Cuando, engalanado con su camisa de diseños étnicos recién estrenada, ingresaba a cualquier acto público, acompañado siempre de su numeroso pelotón de escoltas, la concurrencia se ponía de pie mientras por los parlantes comenzaban a sonar las notas de Patria, tierra sagrada de honor y de hidalguía, himno coreado por los asistentes que saludaban así la augusta presencia de quien comenzaba a gobernar el país como su feudo. Tieso, con su mirada apuntando hacia el futuro, recibía los honores que a la majestad de su poder creía debidos.

Lo demás, ya se sabe: diez años de dictadura en que, elevado sobre su pedestal, imponía su voluntad, dictaba leyes, sentencias, pisoteaba libertades, honras, inventaba realidades, mientras se presentaba como el fundador de un país sin historia, que él había construido desde sus cimientos.

Así, hasta que un día, obligado por las circunstancias, se marchó lejos, a la espera de que el pueblo formara una larga fila en el que era su palacio para honrar su recuerdo a través del museo que dejó montado, un altar que daba cuenta de sus largos recorridos por el mundo, los tributos que recibió, la multiplicidad de obras que realizó. Al fin y al cabo, sus desvelos merecían un devoto peregrinaje que le rindiera tributo.

Lo que quizás nunca vislumbró fue que la gloria que él creía merecer tuviera una duración tan fugaz, tan efímera y que las magnas realizaciones que aseguró dejaba en pie para la posteridad, fueran diseccionadas con tanta rapidez para mostrar sus huesos, carcomidos por el cáncer de la corrupción y la concupiscencia.

Y él, que creyó que sería proclamado como el ideólogo, líder y ejecutor de una revolución que su mente calenturienta había fraguado, va apareciendo como “el capataz de una banda de asaltantes de caminos” que tenía como principal función engordar sus faltriqueras con los dineros públicos.

Desde lejos, no le queda sino contemplar con impotencia cómo su pandilla, tan celosamente armada a través de los años, está siendo desarticulada igual que cualquier otra de sacapintas o robacarros, de las cuales la crónica roja da razón a diario.

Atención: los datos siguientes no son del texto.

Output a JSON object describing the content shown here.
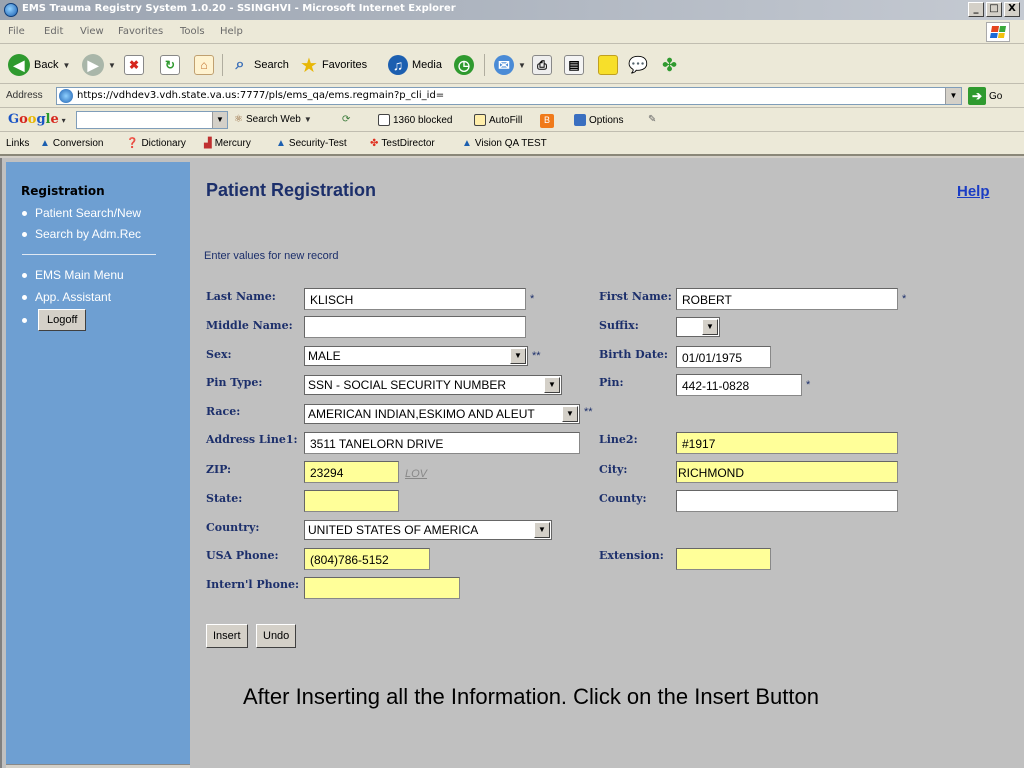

Ahora su lugarteniente, aquel por quien él dijo que estaría dispuesto a ofrendar su vida, pasa sus vacaciones en la cárcel sin otra ocupación que la de negar las trapacerías largamente planificadas con su tío, en las cuales están también comprometidos muchos otros de baja ralea pero de altas funciones. Unos cuantos más, esos que no alzaron el vuelo con el guiño cómplice de quienes debieron aprehenderlos, corrieron a cobijarse bajo el manto protector del nuevo gobierno, con la esperanza de que sus bellaquerías se entierren en el olvido.

Desarticulada una parte de la banda, los sueños del capataz deben haberse modificado: de pretender que su imagen fuera inmortalizada en monumentos y perpetuado su nombre en universidades, hidroeléctricas, carreteras y aeropuertos, debe estar cruzando los dedos para que los truhanes que fraguaron el asalto sistemático a los fondos del Estado no canten, o por lo menos no lo hagan hasta el extremo de sacar a relucir su nombre.

Un nombre que en todo caso pasará a la historia de esta patria, tierra sagrada a la que él dejó esquilmada, con su honor mancillado y su hidalguía deshecha.